Jakarta – Pakar keamanan siber, Pratama Persadha, menekankan urgensi pembentukan Badan Pelindungan Data Pribadi oleh pemerintah. Langkah ini dianggap vital untuk memungkinkan pemerintah mengambil tindakan tegas dan memberikan sanksi kepada penyelenggara sistem elektronik (PSE) yang mengalami insiden kebocoran data.
Menurut Pratama, pemerintah harus segera menetapkan regulasi yang jelas dan tegas terkait konsekuensi hukum bagi PSE yang gagal menjaga keamanan sistem mereka. Aturan ini harus berlaku baik untuk PSE publik maupun privat. Tanpa adanya regulasi yang tegas, PSE yang mengalami kebocoran data tidak akan merasa jera dan tidak akan memperbaiki sistem keamanan mereka.
Pratama menambahkan bahwa dengan adanya regulasi tegas, PSE akan terdorong untuk memperkuat sistem keamanan siber mereka serta meningkatkan kualitas sumber daya manusia yang bertanggung jawab atas keamanan tersebut. Hal ini penting untuk mencegah insiden kebocoran data di masa mendatang.
Pratama juga berpendapat bahwa sudah saatnya semua kementerian dan lembaga pemerintah, baik di tingkat pusat maupun daerah, diwajibkan untuk melakukan penilaian menyeluruh terhadap sistem teknologi informasi mereka. Penilaian ini bertujuan untuk melihat keamanan sistem dari sudut pandang peretas, sehingga celah keamanan dapat segera diidentifikasi dan ditutup sebelum dimanfaatkan oleh pihak yang tidak bertanggung jawab.

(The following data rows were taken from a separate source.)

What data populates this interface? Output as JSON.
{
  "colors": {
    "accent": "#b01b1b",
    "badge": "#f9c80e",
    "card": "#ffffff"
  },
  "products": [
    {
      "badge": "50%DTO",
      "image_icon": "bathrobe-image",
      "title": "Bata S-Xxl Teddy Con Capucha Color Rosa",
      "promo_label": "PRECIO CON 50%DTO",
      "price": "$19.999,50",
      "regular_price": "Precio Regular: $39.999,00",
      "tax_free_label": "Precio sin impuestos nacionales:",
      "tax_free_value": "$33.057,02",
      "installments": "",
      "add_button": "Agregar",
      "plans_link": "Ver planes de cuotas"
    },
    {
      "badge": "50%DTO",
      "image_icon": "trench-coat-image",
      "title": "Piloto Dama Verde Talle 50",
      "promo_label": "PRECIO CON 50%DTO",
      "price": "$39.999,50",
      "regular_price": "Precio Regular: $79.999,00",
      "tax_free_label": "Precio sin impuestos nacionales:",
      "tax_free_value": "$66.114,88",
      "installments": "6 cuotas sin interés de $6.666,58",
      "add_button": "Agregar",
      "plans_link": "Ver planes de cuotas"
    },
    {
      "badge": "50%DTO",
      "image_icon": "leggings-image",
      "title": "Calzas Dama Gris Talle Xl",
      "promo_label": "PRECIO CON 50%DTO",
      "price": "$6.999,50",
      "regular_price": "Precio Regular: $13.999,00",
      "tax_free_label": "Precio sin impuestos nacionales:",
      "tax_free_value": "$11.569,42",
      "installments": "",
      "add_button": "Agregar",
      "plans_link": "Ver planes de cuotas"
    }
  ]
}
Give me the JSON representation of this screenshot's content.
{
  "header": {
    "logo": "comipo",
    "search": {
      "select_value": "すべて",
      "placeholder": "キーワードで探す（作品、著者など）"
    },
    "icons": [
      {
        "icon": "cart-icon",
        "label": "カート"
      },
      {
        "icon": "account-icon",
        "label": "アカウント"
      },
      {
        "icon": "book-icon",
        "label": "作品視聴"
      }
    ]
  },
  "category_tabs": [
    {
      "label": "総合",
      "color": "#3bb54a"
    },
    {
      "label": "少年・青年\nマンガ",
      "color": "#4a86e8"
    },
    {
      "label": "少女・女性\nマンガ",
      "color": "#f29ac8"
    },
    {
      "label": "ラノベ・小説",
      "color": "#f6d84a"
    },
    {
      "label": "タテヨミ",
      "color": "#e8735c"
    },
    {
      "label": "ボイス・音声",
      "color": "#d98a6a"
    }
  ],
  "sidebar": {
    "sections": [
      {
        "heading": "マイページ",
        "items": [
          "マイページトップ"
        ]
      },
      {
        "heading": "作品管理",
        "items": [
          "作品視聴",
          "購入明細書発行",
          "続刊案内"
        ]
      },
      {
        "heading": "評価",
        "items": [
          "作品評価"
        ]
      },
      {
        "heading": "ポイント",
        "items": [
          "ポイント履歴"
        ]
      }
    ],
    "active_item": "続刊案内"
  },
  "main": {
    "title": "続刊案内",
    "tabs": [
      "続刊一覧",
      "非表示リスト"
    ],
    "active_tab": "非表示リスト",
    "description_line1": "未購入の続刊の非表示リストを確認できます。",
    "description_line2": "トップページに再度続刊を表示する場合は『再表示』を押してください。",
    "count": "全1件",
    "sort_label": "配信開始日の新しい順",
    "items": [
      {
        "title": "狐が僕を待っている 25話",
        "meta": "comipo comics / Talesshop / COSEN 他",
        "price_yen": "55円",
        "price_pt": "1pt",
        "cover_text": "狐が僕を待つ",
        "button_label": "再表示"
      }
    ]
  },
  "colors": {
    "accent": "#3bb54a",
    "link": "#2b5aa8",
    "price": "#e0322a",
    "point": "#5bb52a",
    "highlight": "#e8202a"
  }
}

Ia mengingatkan bahwa penilaian keamanan sistem informasi tidak boleh dilakukan hanya sekali, melainkan harus dilakukan secara rutin. Keamanan sistem informasi adalah sebuah proses yang berkelanjutan, dan apa yang dianggap aman hari ini belum tentu akan tetap aman di masa depan.
Sebelumnya, Lembaga Riset Keamanan Siber, Cissrec, mengungkapkan dugaan kebocoran data Aparatur Sipil Negara (ASN) Badan Kepegawaian Negara (BKN). Data tersebut diduga dijual di forum hacker, Breachforums, dengan harga US$10 ribu atau sekitar Rp160 juta.
Cissrec menjelaskan bahwa dugaan kebocoran ini berawal dari unggahan peretas dengan nama ‘TopiAx’ di Breachforums pada hari Sabtu. Peretas tersebut mengklaim telah mendapatkan data sebanyak 4.759.218 baris dari BKN. Data yang bocor tersebut berisi informasi penting ASN, termasuk nama, tempat dan tanggal lahir, jabatan, instansi, alamat, nomor ponsel, email, serta tanggal CPNS dan PNS.
Hingga saat ini, belum ada konfirmasi resmi dari BKN maupun Kementerian Komunikasi dan Informatika terkait dugaan kebocoran data tersebut. Kejadian ini semakin menegaskan pentingnya pembentukan Badan Pelindungan Data Pribadi dan penerapan aturan tegas untuk menjaga keamanan data di Indonesia.